Baca juga: Nasib Guru Honorer DKI Jakarta Masih Tak Pasti

Adanya pemecatan guru honorer secara tiba-tiba itu sangat mengiris hati. Sebab, peran guru di Indonesia seakan tidak dihargai. Apalagi, guru yang berstatus honorer kerap kali diperlakukan tidak manusiawi. 

Perlakuan tidak manusiawi terhadap guru honorer lainnya ada di wilayah pedesaan atau pelosok Nusantara. Perihal upah, misalnya, sebagian besar guru honorer di pedesaan hanya diupah per bulannya sebesar Rp300 ribu – Rp500 ribu dan rata-rata upahnya tidak lebih dari 2 juta rupiah. Sebagai contoh, seorang guru honorer di kecamatan Plandaan, Jawa Timur, hanya mendapat upah sebesar Rp300 ribu per bulan padahal telah mengabdi selama 17 tahun lamanya.

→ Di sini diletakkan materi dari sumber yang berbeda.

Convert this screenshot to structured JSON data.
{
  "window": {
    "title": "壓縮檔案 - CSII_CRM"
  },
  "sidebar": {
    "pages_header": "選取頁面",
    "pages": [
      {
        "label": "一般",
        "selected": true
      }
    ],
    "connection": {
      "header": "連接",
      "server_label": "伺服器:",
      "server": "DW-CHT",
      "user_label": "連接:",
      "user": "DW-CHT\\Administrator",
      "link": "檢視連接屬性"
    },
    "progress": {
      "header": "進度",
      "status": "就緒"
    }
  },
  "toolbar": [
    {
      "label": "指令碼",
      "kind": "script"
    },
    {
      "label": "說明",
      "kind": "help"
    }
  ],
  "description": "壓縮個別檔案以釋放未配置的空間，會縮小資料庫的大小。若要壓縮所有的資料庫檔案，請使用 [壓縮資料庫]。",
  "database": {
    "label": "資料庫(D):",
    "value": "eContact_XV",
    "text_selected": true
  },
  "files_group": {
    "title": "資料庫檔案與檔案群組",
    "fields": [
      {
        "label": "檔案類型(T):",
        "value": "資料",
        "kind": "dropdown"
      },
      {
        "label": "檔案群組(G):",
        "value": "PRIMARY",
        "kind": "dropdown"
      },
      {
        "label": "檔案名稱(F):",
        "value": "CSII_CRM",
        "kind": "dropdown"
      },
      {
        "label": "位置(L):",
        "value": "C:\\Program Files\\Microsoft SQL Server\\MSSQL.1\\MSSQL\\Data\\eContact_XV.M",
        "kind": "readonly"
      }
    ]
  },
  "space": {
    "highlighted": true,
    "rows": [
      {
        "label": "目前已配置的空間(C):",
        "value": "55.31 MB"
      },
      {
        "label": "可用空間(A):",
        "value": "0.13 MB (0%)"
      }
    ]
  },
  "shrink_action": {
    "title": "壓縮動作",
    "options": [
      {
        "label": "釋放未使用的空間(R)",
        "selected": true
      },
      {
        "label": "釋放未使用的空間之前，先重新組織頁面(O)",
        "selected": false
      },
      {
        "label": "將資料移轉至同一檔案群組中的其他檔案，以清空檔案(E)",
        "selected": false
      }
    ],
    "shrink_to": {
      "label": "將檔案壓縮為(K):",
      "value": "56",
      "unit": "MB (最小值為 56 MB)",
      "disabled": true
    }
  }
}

Selain itu, guru honorer kerap mendapat beban kerja berlebih. Contohnya, harus mengurus tumpukan administrasi dan beban mengajar yang melebihi kesanggupan. Padahal, beban itu menghambat guru mengembangkan metode mengajar dan ilmu pengetahuan dalam dirinya. 

Istilah “guru adalah pelita bangsa” kian bias dalam pikiran. Kita tentunya bertanya-tanya, apakah peran guru kini tidak lagi dianggap penting dan berdampak pada pengembangan kualitas sumber daya manusia (SDM) di negeri ini?

Guru untuk Pembangunan Bangsa

Seorang pakar pedagogik, H.A.R Tilaar dalam buku “Pedagogik Teoretis untuk Indonesia” menjelaskan guru memiliki peran sentral dalam pengembangan SDM. Menurutnya, peran guru bagian tak terpisahkan dalam rangka pembangunan bangsa. 

Selain itu, bagi Tilaar guru berperan penting dalam memberikan pendidikan kepada peserta didik agar dapat menumbuhkan potensi dan bakat dalam dirinya. Guru mencoba mendorong, memberi arahan, menjadi pendamping, dan sebagai teladan agar peserta didik mampu mengembangkan diri.

Berkelindan dengan diktum Ki Hadjar Dewantara, terdapat tiga semboyan keberadaan guru bagi peserta didik. Pertama, semboyan “ing ngarsa sung tulada” berarti guru “di depan” sebagai teladan bagi muridnya. Kedua, semboyan “ing madya mangun karsa” bermakna guru “di tengah” sebagai pendamping murid untuk membangkitkan semangat dan kemauan belajar. Terakhir, semboyan “tut wuri handayani” bermakna bila guru “di belakang”, mereka harus memberikan dorongan untuk berani mengembangkan potensi bagi muridnya.

Iklan

Dari penjelasan di atas, terlihat peran guru begitu sentral dalam membangun potensi dan bakat siswa agar senantiasa berkembang menjadi insan cemerlang. Untuk mencapai pembangunan bangsa, sangat jelas peran guru harus membentuk SDM di Indonesia berkualitas.

Dapat dikatakan, pembangunan bangsa akan terlaksana dengan baik apabila sektor pendidikan diperhatikan secara seksama oleh pemerintah. Baik dari infrastruktur hingga kebijakan yang melatarbelakanginya. Termasuk, pemberdayaan guru harus menjadi perhatian serius.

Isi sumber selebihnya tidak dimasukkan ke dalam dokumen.